- Kilmeena ambush: Part of the Irish War of Independence
| Date | 18 May 1921 |
| Location | Kilmeena, County Mayo53°50′35″N 9°31′44″W﻿ / ﻿53.843°N 9.529°W |
| Result | British victory IRA ambush fails and takes heavy casualties; |

Belligerents
- Irish Republican Army (West Mayo Brigade): United Kingdom Royal Irish Constabulary (including Black and Tans);

Commanders and leaders
- Michael Kilroy: DI Peter Donnellan

Strength
- 41 volunteers: ~20–30 men

Casualties and losses
- At least 5 killed At least 4 wounded: 3 killed

= Kilmeena ambush =

Ambush during the Irish War of Independence

The Kilmeena ambush was an action during the Irish War of Independence that took place at Kilmeena, County Mayo on 19 May 1921. The ambush ended in defeat for the local West Mayo Irish Republican Army (IRA), with five IRA volunteers killed and four wounded and captured. Two members of the Royal Irish Constabulary (RIC) and one Black and Tan were also killed in the action.

==Background==
The IRA in west Mayo was relatively quiet until January 1921, when Michael Kilroy, described as, "a puritanical and ascetic blacksmith" took over command of the Brigade after Tom Derrig was arrested by the Royal Irish Constabulary. Kilroy formed a relatively large "flying column" of 40–50 men to carry out attacks on Crown forces in the area. On 6 May they suffered a reverse at Islandeady, when a police patrol came upon the IRA men cutting a road; three volunteers were killed and two captured.

==Ambush==
On 18 May 1921, the IRA decided to attack an RIC/Black and Tan convoy at Kilmeena. Two small-unit attacks were made on the RIC barracks in Newport and Westport to try to draw the police out of their well-defended barracks. One RIC man died in these attacks.
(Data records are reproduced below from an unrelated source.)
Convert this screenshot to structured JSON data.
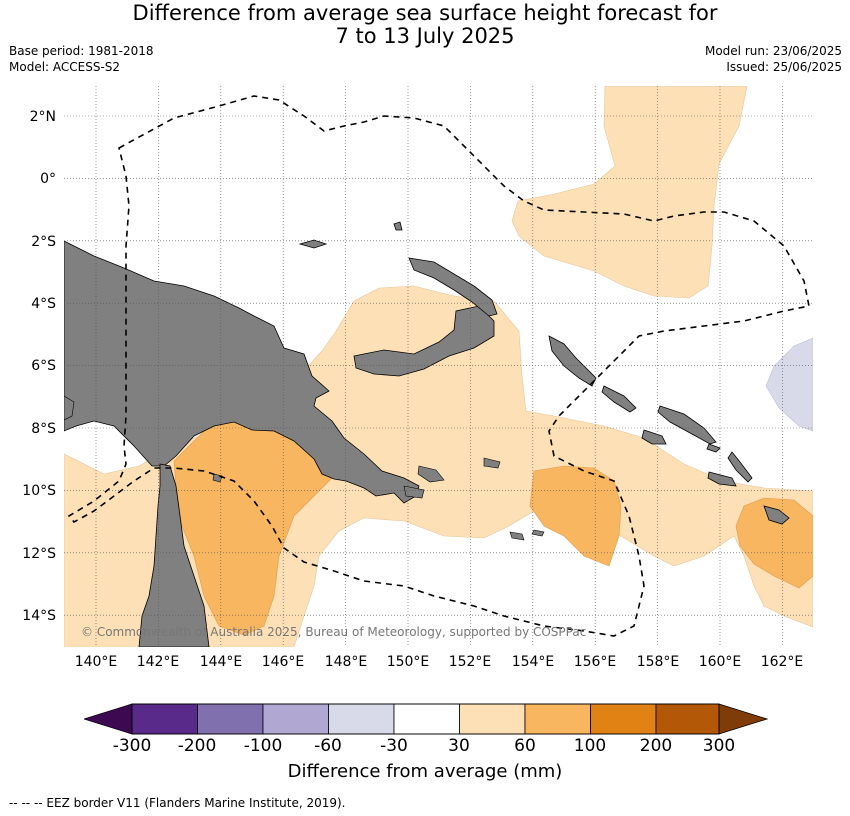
{
  "title_line1": "Difference from average sea surface height forecast for",
  "title_line2": "7 to 13 July 2025",
  "base_period": "Base period: 1981-2018",
  "model": "Model: ACCESS-S2",
  "model_run": "Model run: 23/06/2025",
  "issued": "Issued: 25/06/2025",
  "lat_labels": [
    "2°N",
    "0°",
    "2°S",
    "4°S",
    "6°S",
    "8°S",
    "10°S",
    "12°S",
    "14°S"
  ],
  "lon_labels": [
    "140°E",
    "142°E",
    "144°E",
    "146°E",
    "148°E",
    "150°E",
    "152°E",
    "154°E",
    "156°E",
    "158°E",
    "160°E",
    "162°E"
  ],
  "copyright": "© Commonwealth of Australia 2025, Bureau of Meteorology, supported by COSPPac",
  "colorbar": {
    "title": "Difference from average (mm)",
    "ticks": [
      "-300",
      "-200",
      "-100",
      "-60",
      "-30",
      "30",
      "60",
      "100",
      "200",
      "300"
    ],
    "colors": [
      "#3d0a52",
      "#5a2a8a",
      "#8070ae",
      "#b0a8d2",
      "#d8d9e9",
      "#ffffff",
      "#fde0b6",
      "#f8b660",
      "#e08214",
      "#b35806",
      "#7f3b08"
    ]
  },
  "legend_note": "-- -- -- EEZ border V11 (Flanders Marine Institute, 2019).",
  "map_colors": {
    "land": "#808080",
    "level_30_60": "#fde0b6",
    "level_60_100": "#f8b660",
    "level_neg30_neg60": "#d8d9e9",
    "eez_border": "#000000"
  }
}
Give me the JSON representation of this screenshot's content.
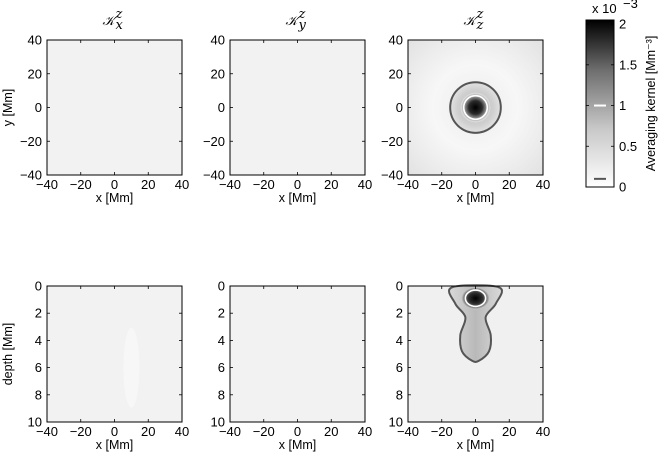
{
  "chart_data": [
    {
      "type": "heatmap",
      "panel": "top-left",
      "title": "𝒦",
      "title_sub": "x",
      "title_sup": "z",
      "xlabel": "x [Mm]",
      "ylabel": "y [Mm]",
      "xlim": [
        -40,
        40
      ],
      "ylim": [
        -40,
        40
      ],
      "xticks": [
        "-40",
        "-20",
        "0",
        "20",
        "40"
      ],
      "yticks": [
        "40",
        "20",
        "0",
        "-20",
        "-40"
      ],
      "field": "near-zero uniform",
      "peak": 0
    },
    {
      "type": "heatmap",
      "panel": "top-middle",
      "title": "𝒦",
      "title_sub": "y",
      "title_sup": "z",
      "xlabel": "x [Mm]",
      "ylabel": "",
      "xlim": [
        -40,
        40
      ],
      "ylim": [
        -40,
        40
      ],
      "xticks": [
        "-40",
        "-20",
        "0",
        "20",
        "40"
      ],
      "yticks": [
        "40",
        "20",
        "0",
        "-20",
        "-40"
      ],
      "field": "near-zero uniform",
      "peak": 0
    },
    {
      "type": "heatmap",
      "panel": "top-right",
      "title": "𝒦",
      "title_sub": "z",
      "title_sup": "z",
      "xlabel": "x [Mm]",
      "ylabel": "",
      "xlim": [
        -40,
        40
      ],
      "ylim": [
        -40,
        40
      ],
      "xticks": [
        "-40",
        "-20",
        "0",
        "20",
        "40"
      ],
      "yticks": [
        "40",
        "20",
        "0",
        "-20",
        "-40"
      ],
      "peak": 0.00205,
      "peak_location": [
        0,
        0
      ],
      "contours": [
        {
          "level": 0.001,
          "shape": "circle",
          "center": [
            0,
            0
          ],
          "radius": 7
        },
        {
          "level": 0.0001,
          "shape": "circle",
          "center": [
            0,
            0
          ],
          "radius": 15
        }
      ]
    },
    {
      "type": "heatmap",
      "panel": "bottom-left",
      "title": "",
      "xlabel": "x [Mm]",
      "ylabel": "depth [Mm]",
      "xlim": [
        -40,
        40
      ],
      "ylim": [
        10,
        0
      ],
      "xticks": [
        "-40",
        "-20",
        "0",
        "20",
        "40"
      ],
      "yticks": [
        "0",
        "2",
        "4",
        "6",
        "8",
        "10"
      ],
      "field": "near-zero uniform",
      "peak": 0
    },
    {
      "type": "heatmap",
      "panel": "bottom-middle",
      "title": "",
      "xlabel": "x [Mm]",
      "ylabel": "",
      "xlim": [
        -40,
        40
      ],
      "ylim": [
        10,
        0
      ],
      "xticks": [
        "-40",
        "-20",
        "0",
        "20",
        "40"
      ],
      "yticks": [
        "0",
        "2",
        "4",
        "6",
        "8",
        "10"
      ],
      "field": "near-zero uniform",
      "peak": 0
    },
    {
      "type": "heatmap",
      "panel": "bottom-right",
      "title": "",
      "xlabel": "x [Mm]",
      "ylabel": "",
      "xlim": [
        -40,
        40
      ],
      "ylim": [
        10,
        0
      ],
      "xticks": [
        "-40",
        "-20",
        "0",
        "20",
        "40"
      ],
      "yticks": [
        "0",
        "2",
        "4",
        "6",
        "8",
        "10"
      ],
      "peak": 0.00205,
      "peak_location": [
        0,
        0.9
      ],
      "contours": [
        {
          "level": 0.001,
          "shape": "ellipse",
          "center": [
            0,
            0.9
          ],
          "rx": 6,
          "ry": 0.6
        },
        {
          "level": 0.0001,
          "shape": "outline",
          "points": [
            [
              -14,
              0.1
            ],
            [
              14,
              0.1
            ],
            [
              12,
              1.3
            ],
            [
              6,
              2.3
            ],
            [
              9,
              3.6
            ],
            [
              8,
              4.8
            ],
            [
              2,
              5.5
            ],
            [
              -2,
              5.5
            ],
            [
              -8,
              4.8
            ],
            [
              -9,
              3.6
            ],
            [
              -6,
              2.3
            ],
            [
              -12,
              1.3
            ]
          ]
        }
      ]
    }
  ],
  "colorbar": {
    "label": "Averaging kernel [Mm⁻³]",
    "exponent_label": "x 10",
    "exponent": "−3",
    "range": [
      0,
      2.05
    ],
    "ticks": [
      "0",
      "0.5",
      "1",
      "1.5",
      "2"
    ],
    "markers": [
      {
        "value": 1,
        "color": "#ffffff"
      },
      {
        "value": 0.1,
        "color": "#555555"
      }
    ],
    "colormap": "white-to-black"
  }
}
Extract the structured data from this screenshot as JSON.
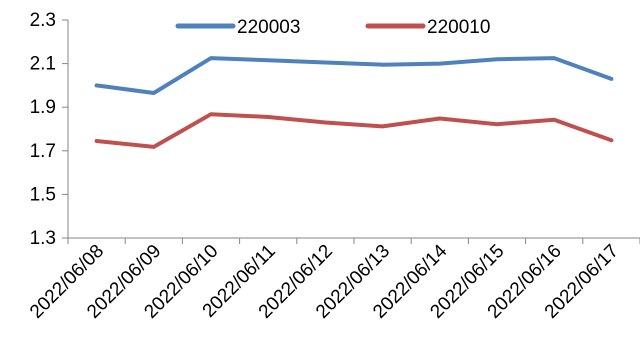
{
  "chart_data": {
    "type": "line",
    "title": "",
    "xlabel": "",
    "ylabel": "",
    "categories": [
      "2022/06/08",
      "2022/06/09",
      "2022/06/10",
      "2022/06/11",
      "2022/06/12",
      "2022/06/13",
      "2022/06/14",
      "2022/06/15",
      "2022/06/16",
      "2022/06/17"
    ],
    "ylim": [
      1.3,
      2.3
    ],
    "yticks": [
      "1.3",
      "1.5",
      "1.7",
      "1.9",
      "2.1",
      "2.3"
    ],
    "grid": false,
    "legend": "top",
    "series": [
      {
        "name": "220003",
        "color": "#4f81bd",
        "values": [
          2.0,
          1.965,
          2.125,
          2.115,
          2.105,
          2.095,
          2.1,
          2.12,
          2.125,
          2.03
        ]
      },
      {
        "name": "220010",
        "color": "#c0504d",
        "values": [
          1.745,
          1.718,
          1.868,
          1.855,
          1.83,
          1.812,
          1.848,
          1.822,
          1.842,
          1.748
        ]
      }
    ]
  }
}
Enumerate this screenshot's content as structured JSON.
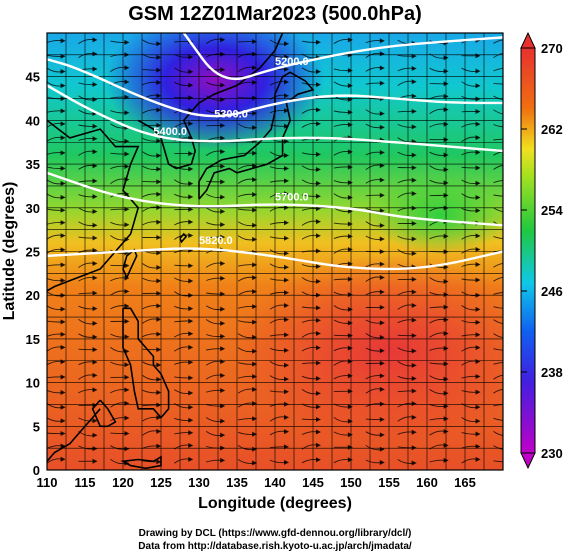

At 3am the next day, 19 May, the column of 41 IRA men took up position close to Knocknabola Bridge. The British convoy, travelling from Newport to Westport, consisted of two Crossley lorries and one Ford touring car—a total of about 30 men. The convoy did not arrive until 3pm and its arrival sparked a two-hour fire-fight. In the battle, one RIC man, Beckett, was wounded and later died. The British regrouped around the house of the parish priest, Father Conroy, and launched a counterattack.

Four IRA volunteers were killed in the engagement. They were Seamus MacEvilly, Thomas O'Donnell, John Patrick Staunton and Sean Collins. A fifth man, Paddy Jordan of the Castlebar battalion was injured and captured, and died later at Bricens Hospital in Dublin. Head RIC Constable Potter was seriously wounded and four more IRA men were wounded. Five IRA members: John Cannon, Paddy Mulloy, Thomas Nolan, Paddy O’Malley and John Pierce are captured.

==Aftermath==
The remainder of the column, carrying their wounded, fled over the mountains to Skerdagh, where they had safe houses. However, the police tracked them there and, in another exchange of fire, another IRA man was killed, Jim Brown from Newport, along with one RIC Constable and a Black and Tan.

The Black and Tans threw the dead and wounded IRA men on to the street outside the RIC barracks in nearby Westport, causing widespread revulsion among the local people and local police. The Marquis of Sligo, no friend of the republican guerrillas, visited the barracks to complain of their treatment of enemy dead. At the funerals of those killed, in Castlebar, the authorities allowed only close family to attend and forbade the draping of the Irish tricolour over the coffins.

The local IRA blamed their defeat in the ambush on the failure of an IRA unit from Westport to show up in time.

Kilroy's column managed to get some revenge for the setback at Kilmeena the following month (3 June) in an action at Carrowkennedy, where they killed eight policemen and captured 16.